In a way, it’s similar to Daniel Murphy in 2015. From 2012-2014, Murphy put up OPS marks of .735, .733 and .734. And through games of August 16, Murphy had a .736 OPS. But from 8/17 to the end of the year, Murphy slugged .542 – 140 points above what he had done previously – and that doesn’t even count his post-season exploits. And Murphy carried his big hitting into 2016. Can Cabrera do the same thing in 2017? Here’s what we think:
Cabrera posted a career-high .194 ISO last year, which most of us don’t expect he’ll duplicate. He did this in part thanks to a personal-best 14.0 HR/FB rate. This time, none of us expect a repeat performance. Overall, we project him to be comfortably above his 2013-15 production yet noticeably below his 2016 output. Except for Dalton, who expects him to post an .842 OPS, which is 32 points above last season’s career mark.

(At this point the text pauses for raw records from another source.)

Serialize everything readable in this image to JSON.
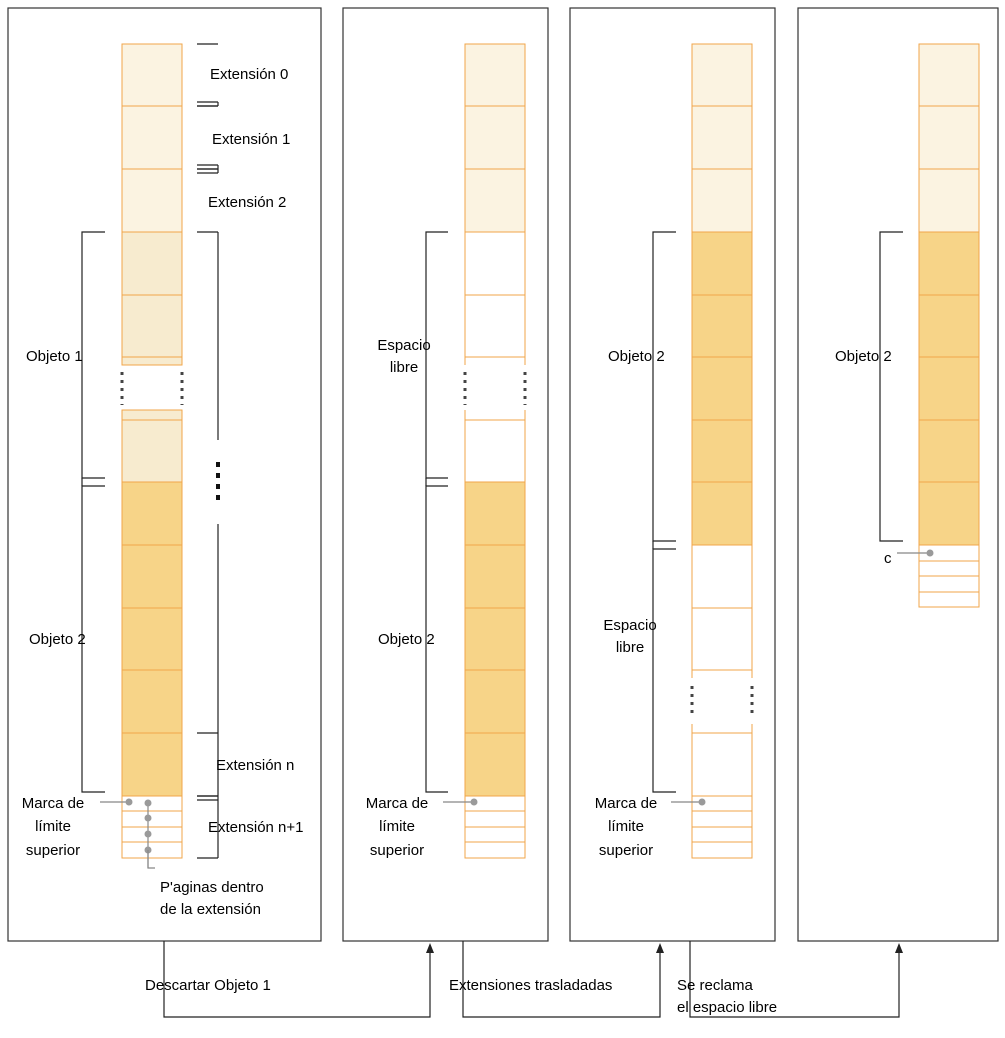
{
  "labels": {
    "extension_0": "Extensión 0",
    "extension_1": "Extensión 1",
    "extension_2": "Extensión 2",
    "extension_n": "Extensión n",
    "extension_n1": "Extensión n+1",
    "object_1": "Objeto 1",
    "object_2": "Objeto 2",
    "free_space_1": "Espacio",
    "free_space_2": "libre",
    "hwm_1": "Marca de",
    "hwm_2": "límite",
    "hwm_3": "superior",
    "pages_1": "P'aginas dentro",
    "pages_2": "de la extensión",
    "c_label": "c"
  },
  "steps": {
    "drop_object": "Descartar Objeto 1",
    "extents_moved": "Extensiones trasladadas",
    "reclaim_1": "Se reclama",
    "reclaim_2": "el espacio libre"
  },
  "colors": {
    "cell_border": "#f0a64a",
    "extent_light": "#fbf3e1",
    "object1_fill": "#f7ebcf",
    "object2_fill": "#f7d488"
  }
}
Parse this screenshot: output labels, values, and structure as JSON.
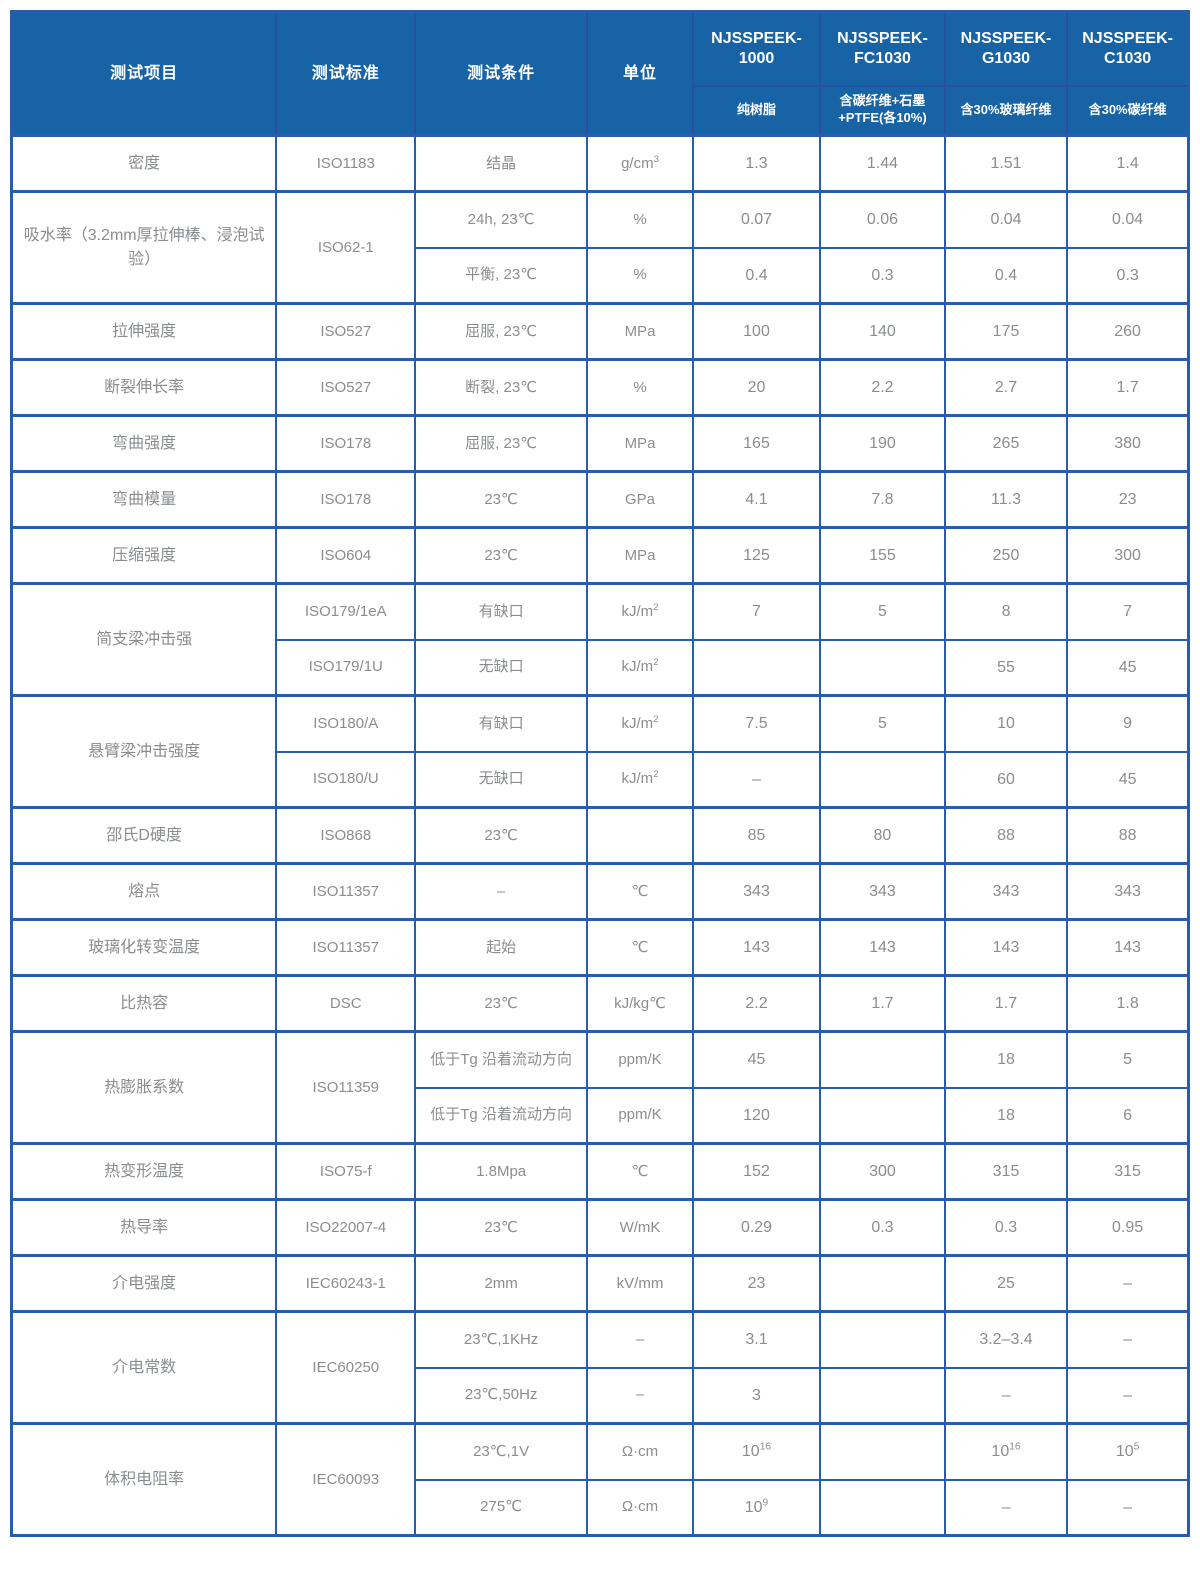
{
  "colors": {
    "header_bg": "#1763a6",
    "grid": "#2a5cae",
    "text": "#8a8d90",
    "header_text": "#ffffff"
  },
  "table": {
    "header": {
      "item": "测试项目",
      "standard": "测试标准",
      "condition": "测试条件",
      "unit": "单位",
      "products": [
        {
          "name": "NJSSPEEK-1000",
          "desc": "纯树脂"
        },
        {
          "name": "NJSSPEEK-FC1030",
          "desc": "含碳纤维+石墨+PTFE(各10%)"
        },
        {
          "name": "NJSSPEEK-G1030",
          "desc": "含30%玻璃纤维"
        },
        {
          "name": "NJSSPEEK-C1030",
          "desc": "含30%碳纤维"
        }
      ]
    },
    "groups": [
      {
        "item": "密度",
        "standard": "ISO1183",
        "rows": [
          {
            "cond": "结晶",
            "unit": "g/cm^3",
            "vals": [
              "1.3",
              "1.44",
              "1.51",
              "1.4"
            ]
          }
        ]
      },
      {
        "item": "吸水率（3.2mm厚拉伸棒、浸泡试验）",
        "standard": "ISO62-1",
        "rows": [
          {
            "cond": "24h, 23℃",
            "unit": "%",
            "vals": [
              "0.07",
              "0.06",
              "0.04",
              "0.04"
            ]
          },
          {
            "cond": "平衡, 23℃",
            "unit": "%",
            "vals": [
              "0.4",
              "0.3",
              "0.4",
              "0.3"
            ]
          }
        ]
      },
      {
        "item": "拉伸强度",
        "standard": "ISO527",
        "rows": [
          {
            "cond": "屈服, 23℃",
            "unit": "MPa",
            "vals": [
              "100",
              "140",
              "175",
              "260"
            ]
          }
        ]
      },
      {
        "item": "断裂伸长率",
        "standard": "ISO527",
        "rows": [
          {
            "cond": "断裂, 23℃",
            "unit": "%",
            "vals": [
              "20",
              "2.2",
              "2.7",
              "1.7"
            ]
          }
        ]
      },
      {
        "item": "弯曲强度",
        "standard": "ISO178",
        "rows": [
          {
            "cond": "屈服, 23℃",
            "unit": "MPa",
            "vals": [
              "165",
              "190",
              "265",
              "380"
            ]
          }
        ]
      },
      {
        "item": "弯曲模量",
        "standard": "ISO178",
        "rows": [
          {
            "cond": "23℃",
            "unit": "GPa",
            "vals": [
              "4.1",
              "7.8",
              "11.3",
              "23"
            ]
          }
        ]
      },
      {
        "item": "压缩强度",
        "standard": "ISO604",
        "rows": [
          {
            "cond": "23℃",
            "unit": "MPa",
            "vals": [
              "125",
              "155",
              "250",
              "300"
            ]
          }
        ]
      },
      {
        "item": "简支梁冲击强",
        "rows": [
          {
            "standard": "ISO179/1eA",
            "cond": "有缺口",
            "unit": "kJ/m^2",
            "vals": [
              "7",
              "5",
              "8",
              "7"
            ]
          },
          {
            "standard": "ISO179/1U",
            "cond": "无缺口",
            "unit": "kJ/m^2",
            "vals": [
              "",
              "",
              "55",
              "45"
            ]
          }
        ]
      },
      {
        "item": "悬臂梁冲击强度",
        "rows": [
          {
            "standard": "ISO180/A",
            "cond": "有缺口",
            "unit": "kJ/m^2",
            "vals": [
              "7.5",
              "5",
              "10",
              "9"
            ]
          },
          {
            "standard": "ISO180/U",
            "cond": "无缺口",
            "unit": "kJ/m^2",
            "vals": [
              "–",
              "",
              "60",
              "45"
            ]
          }
        ]
      },
      {
        "item": "邵氏D硬度",
        "standard": "ISO868",
        "rows": [
          {
            "cond": "23℃",
            "unit": "",
            "vals": [
              "85",
              "80",
              "88",
              "88"
            ]
          }
        ]
      },
      {
        "item": "熔点",
        "standard": "ISO11357",
        "rows": [
          {
            "cond": "–",
            "unit": "℃",
            "vals": [
              "343",
              "343",
              "343",
              "343"
            ]
          }
        ]
      },
      {
        "item": "玻璃化转变温度",
        "standard": "ISO11357",
        "rows": [
          {
            "cond": "起始",
            "unit": "℃",
            "vals": [
              "143",
              "143",
              "143",
              "143"
            ]
          }
        ]
      },
      {
        "item": "比热容",
        "standard": "DSC",
        "rows": [
          {
            "cond": "23℃",
            "unit": "kJ/kg℃",
            "vals": [
              "2.2",
              "1.7",
              "1.7",
              "1.8"
            ]
          }
        ]
      },
      {
        "item": "热膨胀系数",
        "standard": "ISO11359",
        "rows": [
          {
            "cond": "低于Tg 沿着流动方向",
            "unit": "ppm/K",
            "vals": [
              "45",
              "",
              "18",
              "5"
            ]
          },
          {
            "cond": "低于Tg 沿着流动方向",
            "unit": "ppm/K",
            "vals": [
              "120",
              "",
              "18",
              "6"
            ]
          }
        ]
      },
      {
        "item": "热变形温度",
        "standard": "ISO75-f",
        "rows": [
          {
            "cond": "1.8Mpa",
            "unit": "℃",
            "vals": [
              "152",
              "300",
              "315",
              "315"
            ]
          }
        ]
      },
      {
        "item": "热导率",
        "standard": "ISO22007-4",
        "rows": [
          {
            "cond": "23℃",
            "unit": "W/mK",
            "vals": [
              "0.29",
              "0.3",
              "0.3",
              "0.95"
            ]
          }
        ]
      },
      {
        "item": "介电强度",
        "standard": "IEC60243-1",
        "rows": [
          {
            "cond": "2mm",
            "unit": "kV/mm",
            "vals": [
              "23",
              "",
              "25",
              "–"
            ]
          }
        ]
      },
      {
        "item": "介电常数",
        "standard": "IEC60250",
        "rows": [
          {
            "cond": "23℃,1KHz",
            "unit": "–",
            "vals": [
              "3.1",
              "",
              "3.2–3.4",
              "–"
            ]
          },
          {
            "cond": "23℃,50Hz",
            "unit": "–",
            "vals": [
              "3",
              "",
              "–",
              "–"
            ]
          }
        ]
      },
      {
        "item": "体积电阻率",
        "standard": "IEC60093",
        "rows": [
          {
            "cond": "23℃,1V",
            "unit": "Ω·cm",
            "vals": [
              "10^16",
              "",
              "10^16",
              "10^5"
            ]
          },
          {
            "cond": "275℃",
            "unit": "Ω·cm",
            "vals": [
              "10^9",
              "",
              "–",
              "–"
            ]
          }
        ]
      }
    ]
  }
}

Perhaps the most interesting thing is the RBI forecast. We have a range between 44 (me) and 83 (Mike R.), with the majority of people projecting a total in the 60s. Cabrera batted in numerous spots in the lineup last year but settled into the two-hole, where he’ll likely start 2016. The Mets got 73 RBIs from the second spot in their lineup last year, so it’s not unreasonable to think that Cabrera would get most of those.

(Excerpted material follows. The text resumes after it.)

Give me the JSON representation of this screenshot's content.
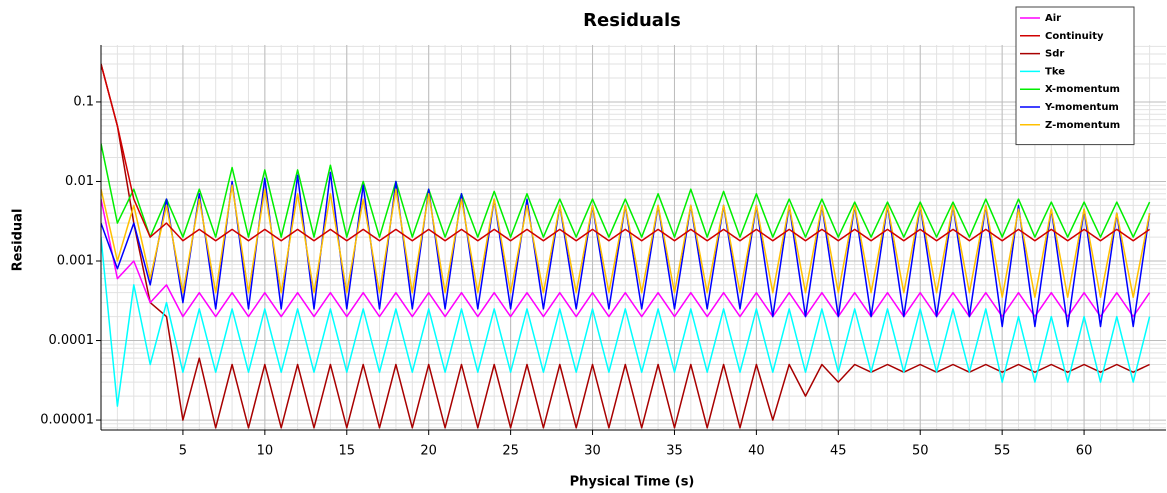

Here’s what the group thinks Cabrera will do in 2017:
We expect Cabrera to have an OPS 44 points lower than a year ago, yet deliver two more RBIs. We must be anticipating him to be more clutch than he was in 2016. Regardless, this seems like a very reasonable forecast. Let’s see how it stacks up to the computer models:
Steamer is the least optimistic, essentially expecting a return to his 2013-15 numbers. ZiPS projects the most playing time and has the median OPS forecast. And while ours takes our usual optimistic position, it’s right in line with playing time, homers and RBIs to what the computer models suggest.

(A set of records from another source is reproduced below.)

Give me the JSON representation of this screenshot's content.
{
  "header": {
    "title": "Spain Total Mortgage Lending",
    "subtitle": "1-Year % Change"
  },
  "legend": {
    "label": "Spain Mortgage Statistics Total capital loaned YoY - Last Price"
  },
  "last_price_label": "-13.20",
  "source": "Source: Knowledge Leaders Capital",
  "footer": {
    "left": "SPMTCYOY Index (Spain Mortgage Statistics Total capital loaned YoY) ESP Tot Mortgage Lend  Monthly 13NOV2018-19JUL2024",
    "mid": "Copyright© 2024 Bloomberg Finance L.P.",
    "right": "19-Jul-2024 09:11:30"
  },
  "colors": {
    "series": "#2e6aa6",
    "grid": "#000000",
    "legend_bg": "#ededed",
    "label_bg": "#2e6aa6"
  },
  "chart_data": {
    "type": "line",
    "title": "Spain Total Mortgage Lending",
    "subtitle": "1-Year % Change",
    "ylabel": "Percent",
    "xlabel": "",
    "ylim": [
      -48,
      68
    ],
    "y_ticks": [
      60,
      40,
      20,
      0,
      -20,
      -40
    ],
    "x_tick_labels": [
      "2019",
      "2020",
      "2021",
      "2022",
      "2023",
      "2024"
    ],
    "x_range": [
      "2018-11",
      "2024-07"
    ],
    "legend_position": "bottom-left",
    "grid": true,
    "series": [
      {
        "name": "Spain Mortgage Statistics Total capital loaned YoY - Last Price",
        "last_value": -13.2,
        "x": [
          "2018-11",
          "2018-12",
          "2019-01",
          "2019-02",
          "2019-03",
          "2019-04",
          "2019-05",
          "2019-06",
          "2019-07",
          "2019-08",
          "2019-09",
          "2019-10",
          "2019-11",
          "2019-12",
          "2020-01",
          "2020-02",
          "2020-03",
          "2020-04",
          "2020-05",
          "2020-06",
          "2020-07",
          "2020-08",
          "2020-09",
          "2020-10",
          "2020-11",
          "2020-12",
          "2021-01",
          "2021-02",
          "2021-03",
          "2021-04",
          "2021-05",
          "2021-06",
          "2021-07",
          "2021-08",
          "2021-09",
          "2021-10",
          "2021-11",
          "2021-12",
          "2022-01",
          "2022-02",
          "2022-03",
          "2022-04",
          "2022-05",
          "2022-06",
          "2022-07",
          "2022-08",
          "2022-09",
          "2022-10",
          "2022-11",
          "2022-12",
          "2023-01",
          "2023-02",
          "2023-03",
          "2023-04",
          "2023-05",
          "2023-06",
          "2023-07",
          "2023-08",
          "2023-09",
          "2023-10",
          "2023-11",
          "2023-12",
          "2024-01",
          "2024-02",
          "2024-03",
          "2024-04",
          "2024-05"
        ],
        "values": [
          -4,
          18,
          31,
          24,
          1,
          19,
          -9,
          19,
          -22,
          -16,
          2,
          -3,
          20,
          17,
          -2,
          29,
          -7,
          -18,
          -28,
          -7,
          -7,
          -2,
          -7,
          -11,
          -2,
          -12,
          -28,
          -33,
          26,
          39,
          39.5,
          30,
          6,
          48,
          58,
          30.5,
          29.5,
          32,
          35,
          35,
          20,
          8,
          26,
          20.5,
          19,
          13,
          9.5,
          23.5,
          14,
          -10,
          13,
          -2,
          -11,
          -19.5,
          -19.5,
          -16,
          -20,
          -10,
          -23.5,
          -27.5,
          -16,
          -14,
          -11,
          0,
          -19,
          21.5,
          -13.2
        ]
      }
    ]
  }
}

The ZiPS comp for Cabrera is Hector Lopez, who was a solid offensive performer before falling off a cliff in his age 31 season. Cabrera turned 31 in November. Lopez went from a 114 OPS+ in 1960 to a 64 mark in the following season, as he went from a .775 OPS to a .596 mark. Ouch. Lopez rebounded in 1962 to a 98 OPS+ but never again reached the marks he had in 1960 and earlier.